Rédigé par : L. | 18 juin 2013 à 21:57
Système instrospectif... j'aimerais bien être capable d'en sortir parfois... Ce Jésus me donne du fil à retordre ;-) Merci mille fois de tes encouragements.
Rédigé par : Fanny - anosenfants | 20 juin 2013 à 08:40
Concernant ton blocage : est-ce en fin de compte une "affaire d'homme", "d'homme" seulement ? Il me semble que ce doit être l'affaire de tous, c'est la même problématique pour une femme, car il s'agit de l'universel de l'humain.
Tu sais combien j'aime cette histoire, et ce personnage, qui m'émeut énormément, je crois que l'on peut se retrouver en lui par divers aspects, dans ses doutes, dans son mal-être, dans dans son appétit de vivre aussi. Alors je sens bien son marasme et son "ivresse des profondeurs", que nous partageons, et que nous avons tous éprouvé à un moment ou à un autre. Pour moi, la réponse est simple : quand il n'y a plus rien, il y a toute la place pour l'amour ! De même que Jésus Christ a été définitivement sauvé par l'amour (autant celui qu'il porte à l'humanité entière que celui à l'égard de Marie-Madeleine), de même Jésus Cortes devrait être sauvé par l'amour, mais un amour humain, humble, fini, qu'il porterait à un être humain, une femme ou un homme, peu importe.
Et pour cela, il faut que tu lui donnes de la présence, qu'il habite son corps, qu'il vive pleinement sa matérialité, en oubliant tous ces tourments d'ordre intellectuel ou abstrait…
Voilà, c'est ça : en tant que lecteur, j'aimerais que tu quittes l'abstraction, la généralité, le survol d'une existence vue de loin… Qu'entends-tu par "redécouvrait ce qu'il était vraiment" ? "Dépossédé de tous ses rôles, il ne restait plus que l'humain" ? Qui est-il vraiment ? Quel humain ? A toi de nous le dire, de nous le décrire, dans un vécu physique, ici et maintenant… Comment pourrait-il ressusciter sinon en apprenant à s'approprier à nouveau son enveloppe charnel, ses sens, ses sensations ? Dis-nous s'il trouve goût à ce qu'il mange, à l'eau qui le désaltère, à la douceur et l'odeur de la femme qu'il tient dans ses bras… Qu'est-ce qui se passe quand on ne fait plus d'effort, quand on se laisse aller à simplement exister, qu'on lâche prise pour qu'affleure l'essentiel de ce qu'on est ?
J'espère que cela pourra t'aider…
Rédigé par : Jiann-Yuh | 20 juin 2013 à 14:50
Merci mille fois, d'avoir pris le temps de me répondre.
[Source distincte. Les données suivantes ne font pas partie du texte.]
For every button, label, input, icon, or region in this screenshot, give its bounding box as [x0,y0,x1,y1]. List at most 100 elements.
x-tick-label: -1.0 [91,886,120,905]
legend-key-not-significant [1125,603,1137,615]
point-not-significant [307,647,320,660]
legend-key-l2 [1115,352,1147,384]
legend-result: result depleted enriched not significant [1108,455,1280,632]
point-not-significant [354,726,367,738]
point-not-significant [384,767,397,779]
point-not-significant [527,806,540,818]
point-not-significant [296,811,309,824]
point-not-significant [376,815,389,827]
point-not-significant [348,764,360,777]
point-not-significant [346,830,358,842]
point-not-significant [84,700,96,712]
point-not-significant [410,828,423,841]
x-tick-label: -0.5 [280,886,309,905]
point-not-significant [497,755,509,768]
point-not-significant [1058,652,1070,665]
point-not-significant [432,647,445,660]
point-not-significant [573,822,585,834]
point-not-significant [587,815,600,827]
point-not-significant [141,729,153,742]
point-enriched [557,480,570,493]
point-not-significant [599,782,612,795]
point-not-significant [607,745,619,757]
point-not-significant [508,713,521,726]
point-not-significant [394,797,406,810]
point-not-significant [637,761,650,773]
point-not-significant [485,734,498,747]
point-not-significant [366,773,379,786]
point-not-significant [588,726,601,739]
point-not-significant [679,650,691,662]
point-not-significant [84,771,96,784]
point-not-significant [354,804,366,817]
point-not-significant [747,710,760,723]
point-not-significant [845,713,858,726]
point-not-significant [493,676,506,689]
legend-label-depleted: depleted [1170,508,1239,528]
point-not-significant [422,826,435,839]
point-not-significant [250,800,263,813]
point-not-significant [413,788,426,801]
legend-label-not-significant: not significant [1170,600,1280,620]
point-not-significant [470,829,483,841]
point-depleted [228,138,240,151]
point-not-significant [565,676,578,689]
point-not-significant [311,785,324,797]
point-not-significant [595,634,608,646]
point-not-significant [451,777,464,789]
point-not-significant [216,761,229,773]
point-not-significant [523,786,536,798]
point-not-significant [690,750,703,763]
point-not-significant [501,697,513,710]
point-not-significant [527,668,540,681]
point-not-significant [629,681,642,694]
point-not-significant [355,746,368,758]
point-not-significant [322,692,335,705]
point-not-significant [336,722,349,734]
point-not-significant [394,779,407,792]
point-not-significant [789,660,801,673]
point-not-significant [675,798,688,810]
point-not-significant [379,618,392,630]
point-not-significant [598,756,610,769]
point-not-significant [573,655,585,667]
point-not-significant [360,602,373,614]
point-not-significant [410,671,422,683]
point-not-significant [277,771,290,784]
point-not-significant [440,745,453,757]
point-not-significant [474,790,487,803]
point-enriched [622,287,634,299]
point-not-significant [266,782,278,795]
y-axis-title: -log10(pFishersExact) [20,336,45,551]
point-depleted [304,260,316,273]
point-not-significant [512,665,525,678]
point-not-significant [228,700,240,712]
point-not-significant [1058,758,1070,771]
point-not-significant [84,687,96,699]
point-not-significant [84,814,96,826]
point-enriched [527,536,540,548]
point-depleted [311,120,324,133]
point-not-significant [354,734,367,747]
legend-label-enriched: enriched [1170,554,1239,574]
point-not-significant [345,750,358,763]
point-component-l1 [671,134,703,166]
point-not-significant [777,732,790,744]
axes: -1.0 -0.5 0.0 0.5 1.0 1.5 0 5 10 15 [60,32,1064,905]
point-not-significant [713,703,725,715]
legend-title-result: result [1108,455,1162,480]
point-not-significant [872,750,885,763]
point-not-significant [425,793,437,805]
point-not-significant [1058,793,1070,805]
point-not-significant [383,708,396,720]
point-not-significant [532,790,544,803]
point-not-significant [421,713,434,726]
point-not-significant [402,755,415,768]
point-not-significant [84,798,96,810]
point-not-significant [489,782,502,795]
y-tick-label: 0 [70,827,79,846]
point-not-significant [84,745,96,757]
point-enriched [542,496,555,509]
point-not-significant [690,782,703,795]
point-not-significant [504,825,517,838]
Je sens bien que ce Jésus a les moyens de toucher des lecteurs, mais je sens bien aussi que je suis son principal obstacle. Disons que j'ai pour ce personnage des ambitions qui me dépassent. Je suis d'accord avec toi que seul l'amour permettra à ce Jésus de prendre toute sa mesure, et j'y travaille. En revanche, je me suis un peu bloquée avec un narrateur extérieur qui nous raconte l'histoire de Jésus. Je vais voir comment lui donner plus de corps, mais ce n'est pas si simple dans mon partit pris narratif. En tout cas merci encore de ton temps et de ce regard. J'espère que tu trouves les mots pour ta nouvelle. J'ai hâte de te lire.